Whonix-Host Operating System (OS) ISO

https://github.com/Whonix/Whonix/blob/master/build-steps.d/1800_copy_vms_into_raw#L35

old:

   $CHROOT chmod -v -R 444 "/var/lib/libvirt/images/Whonix-Gateway.qcow2"
   $CHROOT chmod -v -R 444 "/var/lib/libvirt/images/Whonix-Workstation.qcow2"

chmod 444 meaning read allowed for owner, group, public.
(As per https://chmod-calculator.com/.)

Would chmod 440 (public cannot read the images) be better?
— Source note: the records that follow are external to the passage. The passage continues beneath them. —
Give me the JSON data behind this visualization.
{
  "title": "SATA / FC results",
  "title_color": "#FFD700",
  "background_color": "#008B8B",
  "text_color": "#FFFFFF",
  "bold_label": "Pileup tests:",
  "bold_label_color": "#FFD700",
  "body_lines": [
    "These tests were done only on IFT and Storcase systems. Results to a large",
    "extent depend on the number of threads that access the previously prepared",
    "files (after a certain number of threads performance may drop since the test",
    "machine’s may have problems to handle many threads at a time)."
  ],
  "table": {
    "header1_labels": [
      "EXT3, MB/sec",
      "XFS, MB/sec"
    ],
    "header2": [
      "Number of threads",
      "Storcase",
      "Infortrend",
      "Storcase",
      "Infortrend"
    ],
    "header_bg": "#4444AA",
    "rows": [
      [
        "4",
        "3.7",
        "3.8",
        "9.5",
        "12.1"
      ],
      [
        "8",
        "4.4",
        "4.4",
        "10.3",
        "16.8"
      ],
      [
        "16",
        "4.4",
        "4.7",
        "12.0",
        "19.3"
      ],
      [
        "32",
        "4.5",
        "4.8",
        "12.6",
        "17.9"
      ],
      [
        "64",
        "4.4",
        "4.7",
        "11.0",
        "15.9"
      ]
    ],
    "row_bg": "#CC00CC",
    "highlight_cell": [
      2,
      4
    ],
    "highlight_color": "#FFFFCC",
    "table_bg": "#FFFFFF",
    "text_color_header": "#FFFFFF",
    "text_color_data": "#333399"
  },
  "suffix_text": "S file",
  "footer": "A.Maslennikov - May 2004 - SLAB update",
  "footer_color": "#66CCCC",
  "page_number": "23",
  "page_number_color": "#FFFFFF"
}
In other words, why should all users on the system be able to read these images? Or is that the default?

I also find octal hard to work with. The following is much easier to understand:

  • chmod u (user/owner)
  • chmod g (group)
  • chmod o (others)

Therefore changed from octal to symbolic:

   $CHROOT chmod --verbose --recursive ugo-r "/var/lib/libvirt/images/Whonix-Gateway.qcow2"
   $CHROOT chmod --verbose --recursive ugo-r "/var/lib/libvirt/images/Whonix-Workstation.qcow2"

This is related to fixing ⚓ T914 Whonix Host Live - enable KVM readonly mode - virt-xml vm-name --edit --disk readonly=on.